Gemäss Art. 69 Abs. 1bis IVG ist das Beschwerdeverfahren bei Streitigkeiten um die Bewilligung oder Verweigerung von IV-Leistungen vor dem kantonalen Versicherungsgericht – in Abweichung von Art. 61 lit. a ATSG – kostenpflichtig. Die Kosten werden nach dem Verfahrensaufwand und unabhängig vom Streitwert im Rahmen von Fr. 200.-- bis Fr. 1‘000.-- festgelegt. Vorliegend erscheint ein Kostenansatz von Fr. 700.-- angemessen. Entsprechend dem Ausgang des Verfahrens gehen die Kosten im Sinne von Art. 73 VRG zu Lasten der unterliegenden Beschwerdeführerin.

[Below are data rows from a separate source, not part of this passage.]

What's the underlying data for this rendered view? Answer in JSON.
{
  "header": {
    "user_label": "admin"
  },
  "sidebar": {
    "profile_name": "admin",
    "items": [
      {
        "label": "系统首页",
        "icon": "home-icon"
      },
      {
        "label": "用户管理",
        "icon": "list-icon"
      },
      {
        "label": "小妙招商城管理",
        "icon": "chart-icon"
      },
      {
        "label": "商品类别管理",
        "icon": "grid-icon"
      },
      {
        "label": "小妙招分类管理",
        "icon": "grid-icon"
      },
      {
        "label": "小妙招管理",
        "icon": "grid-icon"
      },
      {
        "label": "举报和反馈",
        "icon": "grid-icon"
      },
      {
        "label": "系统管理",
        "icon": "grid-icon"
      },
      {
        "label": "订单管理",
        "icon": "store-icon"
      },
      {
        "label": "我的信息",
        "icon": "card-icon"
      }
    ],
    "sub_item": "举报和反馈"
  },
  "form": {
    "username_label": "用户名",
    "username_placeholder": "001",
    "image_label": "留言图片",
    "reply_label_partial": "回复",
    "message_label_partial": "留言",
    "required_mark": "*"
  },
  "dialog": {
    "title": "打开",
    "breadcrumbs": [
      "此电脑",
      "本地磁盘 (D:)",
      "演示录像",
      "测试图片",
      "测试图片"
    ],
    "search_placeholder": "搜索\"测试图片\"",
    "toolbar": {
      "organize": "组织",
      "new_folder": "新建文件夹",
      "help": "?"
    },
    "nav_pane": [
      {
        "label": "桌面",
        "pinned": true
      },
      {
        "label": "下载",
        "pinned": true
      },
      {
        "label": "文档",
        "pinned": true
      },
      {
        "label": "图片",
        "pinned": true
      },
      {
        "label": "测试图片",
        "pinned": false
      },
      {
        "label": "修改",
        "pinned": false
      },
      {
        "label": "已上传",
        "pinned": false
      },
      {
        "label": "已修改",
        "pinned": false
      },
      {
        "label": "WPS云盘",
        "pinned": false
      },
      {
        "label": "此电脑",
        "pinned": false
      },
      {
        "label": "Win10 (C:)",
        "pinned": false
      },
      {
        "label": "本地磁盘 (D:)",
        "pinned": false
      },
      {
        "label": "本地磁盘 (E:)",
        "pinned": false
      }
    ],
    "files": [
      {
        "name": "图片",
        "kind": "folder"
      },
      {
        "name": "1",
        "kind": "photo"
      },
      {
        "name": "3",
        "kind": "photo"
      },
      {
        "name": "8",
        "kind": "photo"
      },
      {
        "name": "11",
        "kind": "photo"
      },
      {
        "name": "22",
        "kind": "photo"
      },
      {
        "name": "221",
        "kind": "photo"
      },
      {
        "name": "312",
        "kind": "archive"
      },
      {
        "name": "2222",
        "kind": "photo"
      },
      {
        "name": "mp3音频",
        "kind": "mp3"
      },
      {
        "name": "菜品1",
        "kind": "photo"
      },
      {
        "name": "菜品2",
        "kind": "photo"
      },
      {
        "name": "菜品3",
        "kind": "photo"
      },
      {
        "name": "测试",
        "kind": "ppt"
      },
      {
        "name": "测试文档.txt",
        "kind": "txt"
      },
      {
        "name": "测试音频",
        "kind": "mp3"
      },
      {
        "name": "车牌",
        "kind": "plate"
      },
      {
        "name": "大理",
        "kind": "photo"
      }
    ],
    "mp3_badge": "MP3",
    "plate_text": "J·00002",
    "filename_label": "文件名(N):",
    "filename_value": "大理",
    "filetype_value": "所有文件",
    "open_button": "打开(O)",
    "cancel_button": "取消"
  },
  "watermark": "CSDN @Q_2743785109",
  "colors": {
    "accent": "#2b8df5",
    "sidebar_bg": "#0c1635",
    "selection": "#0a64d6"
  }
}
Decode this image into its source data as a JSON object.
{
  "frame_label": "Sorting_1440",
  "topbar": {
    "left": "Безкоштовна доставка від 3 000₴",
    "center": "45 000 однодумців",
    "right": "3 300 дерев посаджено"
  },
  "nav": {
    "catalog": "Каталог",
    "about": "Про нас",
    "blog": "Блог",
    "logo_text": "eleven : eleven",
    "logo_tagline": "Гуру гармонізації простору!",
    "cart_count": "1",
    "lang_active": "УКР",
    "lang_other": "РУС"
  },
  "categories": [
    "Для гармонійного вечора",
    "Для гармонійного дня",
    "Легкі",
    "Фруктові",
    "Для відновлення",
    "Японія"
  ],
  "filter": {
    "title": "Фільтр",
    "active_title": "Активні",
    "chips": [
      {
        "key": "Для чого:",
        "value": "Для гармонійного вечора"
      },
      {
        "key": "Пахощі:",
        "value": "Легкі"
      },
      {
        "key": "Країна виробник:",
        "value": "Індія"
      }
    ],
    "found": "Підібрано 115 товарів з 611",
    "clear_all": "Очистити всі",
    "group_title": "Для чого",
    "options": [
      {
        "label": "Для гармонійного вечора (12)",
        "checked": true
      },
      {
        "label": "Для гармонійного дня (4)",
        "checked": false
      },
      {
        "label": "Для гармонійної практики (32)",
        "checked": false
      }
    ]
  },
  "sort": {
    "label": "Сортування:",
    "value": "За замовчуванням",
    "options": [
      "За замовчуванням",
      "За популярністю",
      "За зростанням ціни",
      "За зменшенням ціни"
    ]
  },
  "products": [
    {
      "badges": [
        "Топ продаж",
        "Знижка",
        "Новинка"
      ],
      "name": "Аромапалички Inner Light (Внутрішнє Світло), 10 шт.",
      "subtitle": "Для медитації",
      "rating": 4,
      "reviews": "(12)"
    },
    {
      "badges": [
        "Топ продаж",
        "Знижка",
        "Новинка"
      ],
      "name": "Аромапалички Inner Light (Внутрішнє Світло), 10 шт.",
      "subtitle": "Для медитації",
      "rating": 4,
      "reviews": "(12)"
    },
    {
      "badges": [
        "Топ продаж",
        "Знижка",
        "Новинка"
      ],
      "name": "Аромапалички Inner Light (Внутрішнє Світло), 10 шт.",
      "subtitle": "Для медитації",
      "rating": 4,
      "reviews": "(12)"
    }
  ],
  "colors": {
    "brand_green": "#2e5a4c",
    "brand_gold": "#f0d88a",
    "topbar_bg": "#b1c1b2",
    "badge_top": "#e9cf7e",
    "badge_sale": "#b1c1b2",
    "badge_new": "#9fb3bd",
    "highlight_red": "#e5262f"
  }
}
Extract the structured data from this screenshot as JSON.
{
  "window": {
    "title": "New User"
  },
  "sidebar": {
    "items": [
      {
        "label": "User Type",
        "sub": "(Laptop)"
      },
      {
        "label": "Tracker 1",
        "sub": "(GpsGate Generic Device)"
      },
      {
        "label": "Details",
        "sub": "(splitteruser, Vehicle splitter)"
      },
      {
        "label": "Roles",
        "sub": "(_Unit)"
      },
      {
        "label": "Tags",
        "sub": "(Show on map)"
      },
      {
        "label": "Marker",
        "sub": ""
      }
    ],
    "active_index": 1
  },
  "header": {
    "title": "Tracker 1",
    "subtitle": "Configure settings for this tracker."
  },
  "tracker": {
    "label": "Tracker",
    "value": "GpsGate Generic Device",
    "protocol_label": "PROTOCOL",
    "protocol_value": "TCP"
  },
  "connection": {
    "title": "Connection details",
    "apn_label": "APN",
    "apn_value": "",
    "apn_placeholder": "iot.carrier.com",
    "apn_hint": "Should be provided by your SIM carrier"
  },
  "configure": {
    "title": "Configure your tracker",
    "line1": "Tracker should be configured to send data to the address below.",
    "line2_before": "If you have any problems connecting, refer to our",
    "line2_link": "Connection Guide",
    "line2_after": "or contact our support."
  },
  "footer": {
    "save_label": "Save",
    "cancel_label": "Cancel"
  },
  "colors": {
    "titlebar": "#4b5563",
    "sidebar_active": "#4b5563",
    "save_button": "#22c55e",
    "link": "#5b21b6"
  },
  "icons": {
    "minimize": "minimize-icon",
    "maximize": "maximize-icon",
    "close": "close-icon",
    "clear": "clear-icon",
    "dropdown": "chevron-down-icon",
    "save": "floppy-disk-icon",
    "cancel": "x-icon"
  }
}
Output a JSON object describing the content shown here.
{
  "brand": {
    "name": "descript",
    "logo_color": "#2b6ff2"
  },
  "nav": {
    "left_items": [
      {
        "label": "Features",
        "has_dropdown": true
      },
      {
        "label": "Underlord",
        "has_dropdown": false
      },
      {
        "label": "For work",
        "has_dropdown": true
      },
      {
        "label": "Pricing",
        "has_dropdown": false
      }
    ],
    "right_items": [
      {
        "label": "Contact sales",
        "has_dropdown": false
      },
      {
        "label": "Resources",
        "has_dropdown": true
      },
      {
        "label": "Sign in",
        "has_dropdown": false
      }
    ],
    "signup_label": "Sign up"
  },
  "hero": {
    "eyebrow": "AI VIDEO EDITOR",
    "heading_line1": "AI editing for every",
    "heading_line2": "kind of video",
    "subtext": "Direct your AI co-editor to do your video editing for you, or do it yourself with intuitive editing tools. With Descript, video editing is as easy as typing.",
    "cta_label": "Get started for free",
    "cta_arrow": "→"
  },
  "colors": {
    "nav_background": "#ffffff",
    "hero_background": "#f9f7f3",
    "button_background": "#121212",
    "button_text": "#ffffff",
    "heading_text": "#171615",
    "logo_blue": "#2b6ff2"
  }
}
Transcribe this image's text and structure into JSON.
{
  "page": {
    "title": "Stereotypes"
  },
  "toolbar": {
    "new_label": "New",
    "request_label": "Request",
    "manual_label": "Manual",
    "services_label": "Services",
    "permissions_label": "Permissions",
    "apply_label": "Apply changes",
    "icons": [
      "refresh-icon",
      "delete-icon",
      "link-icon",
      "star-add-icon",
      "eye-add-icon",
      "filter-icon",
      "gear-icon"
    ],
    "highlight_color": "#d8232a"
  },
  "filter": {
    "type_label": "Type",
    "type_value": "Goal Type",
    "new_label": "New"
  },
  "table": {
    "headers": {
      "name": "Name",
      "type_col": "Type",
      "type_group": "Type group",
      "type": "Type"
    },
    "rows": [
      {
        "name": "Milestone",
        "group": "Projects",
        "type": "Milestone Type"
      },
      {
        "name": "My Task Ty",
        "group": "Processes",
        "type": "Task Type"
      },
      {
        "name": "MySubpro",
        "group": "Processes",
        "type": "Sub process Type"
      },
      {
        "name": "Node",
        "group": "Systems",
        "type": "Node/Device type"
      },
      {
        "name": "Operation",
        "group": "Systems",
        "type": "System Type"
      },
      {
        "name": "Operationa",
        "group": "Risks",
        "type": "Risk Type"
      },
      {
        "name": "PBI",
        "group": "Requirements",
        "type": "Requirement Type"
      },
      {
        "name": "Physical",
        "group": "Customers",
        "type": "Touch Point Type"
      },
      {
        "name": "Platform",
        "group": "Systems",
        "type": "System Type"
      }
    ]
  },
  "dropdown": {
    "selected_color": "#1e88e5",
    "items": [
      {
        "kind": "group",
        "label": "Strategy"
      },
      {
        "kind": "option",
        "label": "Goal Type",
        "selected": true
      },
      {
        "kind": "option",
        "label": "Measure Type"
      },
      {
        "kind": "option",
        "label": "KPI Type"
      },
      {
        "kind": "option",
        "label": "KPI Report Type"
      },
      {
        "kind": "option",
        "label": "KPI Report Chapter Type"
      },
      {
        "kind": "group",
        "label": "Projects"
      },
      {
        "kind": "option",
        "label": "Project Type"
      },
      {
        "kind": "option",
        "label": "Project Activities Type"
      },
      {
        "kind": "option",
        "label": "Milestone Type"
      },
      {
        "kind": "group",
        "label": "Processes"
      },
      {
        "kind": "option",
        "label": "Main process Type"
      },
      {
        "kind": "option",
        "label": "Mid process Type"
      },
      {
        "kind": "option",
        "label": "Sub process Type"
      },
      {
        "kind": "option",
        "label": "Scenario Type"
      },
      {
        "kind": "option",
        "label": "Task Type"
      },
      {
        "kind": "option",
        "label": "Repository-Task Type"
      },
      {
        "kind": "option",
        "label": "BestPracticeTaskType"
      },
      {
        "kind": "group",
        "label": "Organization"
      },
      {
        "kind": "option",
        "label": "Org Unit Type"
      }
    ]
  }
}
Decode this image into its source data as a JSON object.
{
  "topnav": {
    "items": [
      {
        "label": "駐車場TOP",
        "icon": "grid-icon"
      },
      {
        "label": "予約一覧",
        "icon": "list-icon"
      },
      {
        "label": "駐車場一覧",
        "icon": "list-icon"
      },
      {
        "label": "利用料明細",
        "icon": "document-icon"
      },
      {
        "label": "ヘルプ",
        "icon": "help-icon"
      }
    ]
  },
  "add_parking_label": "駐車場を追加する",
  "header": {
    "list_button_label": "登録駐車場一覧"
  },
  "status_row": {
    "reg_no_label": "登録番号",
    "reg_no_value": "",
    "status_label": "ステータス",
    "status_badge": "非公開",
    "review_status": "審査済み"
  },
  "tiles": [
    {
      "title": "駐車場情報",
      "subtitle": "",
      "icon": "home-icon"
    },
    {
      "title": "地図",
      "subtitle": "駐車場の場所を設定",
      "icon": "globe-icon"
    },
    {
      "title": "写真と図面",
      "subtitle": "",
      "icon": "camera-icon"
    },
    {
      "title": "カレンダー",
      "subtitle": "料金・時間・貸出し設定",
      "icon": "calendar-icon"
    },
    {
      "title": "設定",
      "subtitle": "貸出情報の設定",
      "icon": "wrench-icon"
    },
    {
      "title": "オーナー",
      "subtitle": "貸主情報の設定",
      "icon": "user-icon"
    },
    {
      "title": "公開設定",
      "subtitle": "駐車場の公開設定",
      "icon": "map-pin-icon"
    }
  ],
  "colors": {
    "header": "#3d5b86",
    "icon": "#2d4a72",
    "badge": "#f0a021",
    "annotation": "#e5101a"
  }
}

Die obsiegende Beschwerdegegnerin hat keinen Anspruch auf eine aussergerichtliche Entschädigung (Art. 61 lit. g ATSG e contrario).

Dispositiv

Demnach erkennt das Gericht:

1. Die Beschwerde wird abgewiesen.

2. Die Kosten von Fr. 700.-- gehen zu Lasten von A._____ und sind innert 30 Tagen seit Zustellung dieses Entscheids an die Finanzverwaltung des Kantons Graubünden, Chur, zu bezahlen.